Solar benefits for the office are environmental and financial. The office can save at least US$186,278 a year and is leading by example for other UN and Government agencies.
UNDP’s new solar system extends beyond the Freetown office. Staff received over 200 solar lanterns and radios to promote welfare, health and security in their communities, as most neighborhoods can go for days or weeks without electricity. In the dry season particularly, serious power cuts can last for days, and the lanterns provide an effective alternative to expensive generators. During the Ebola crisis, kids could listen to teaching programmes over solar radios when schools were closed due to the epidemic.

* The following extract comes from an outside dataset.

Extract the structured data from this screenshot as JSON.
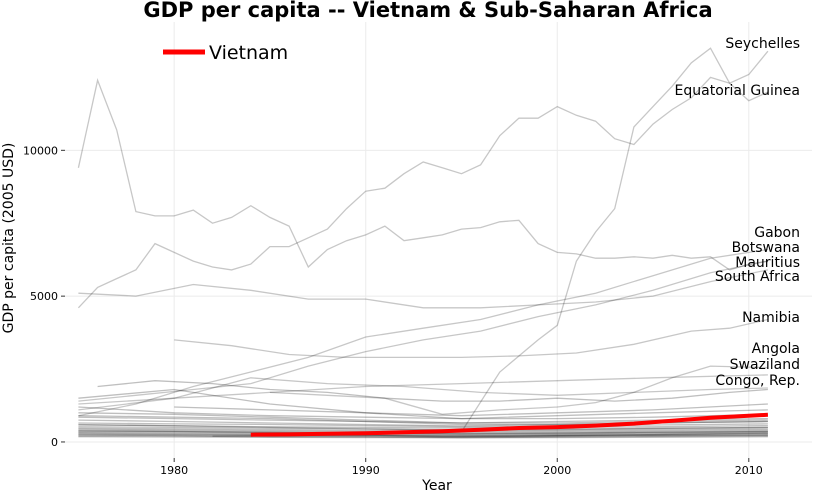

Electricity reaches less than 10% of the Sierra Leone population. With the total capacity of the national grid being less than 100MW, most offices and businesses rely on generators for energy, increasing running costs and leading to serious environmental and health consequences. The noise pollution and clouds of diesel smoke from generators affect everyone, especially in Freetown. Renewable energy like solar and wind for electricity can enhance the competitiveness of businesses, reducing poverty and fostering economic growth.
Solar power offers measurable benefits to all UNDP and partner offices as well as the civil society groups and government counterparts that UNDP works with, demonstrating UNDP practicing what it espouses: sustainable human development. UNDP estimates a return on Investment at 1.13 per year (with an average solar lifespan of twenty years).
Besides Sierra Leone, UNDP offices in Armenia, Benin, Burundi, Cyprus, Turkey, Eritrea, Ethiopia, Guinea, Guinea Bissau, Jamaica, Kenya, Liberia, Mali, Somalia, South Sudan, Sri Lanka, Tajikistan and Democratic Republic of the Congo are also recent converts to solar power. Yahya Ba, Deputy Resident Representative-Operations, UNDP Democratic Republic of the Congo, says that solar power contributes to their resilience with fewer outages and ubiquitous services, increasing staff productivity, and "greening the blue".
Solar power works in development because it combines economic benefits with business continuity during power outages, while reducing carbon footprints and supporting crisis prevention and recovery. It has already helped UNDP to practice what it preaches.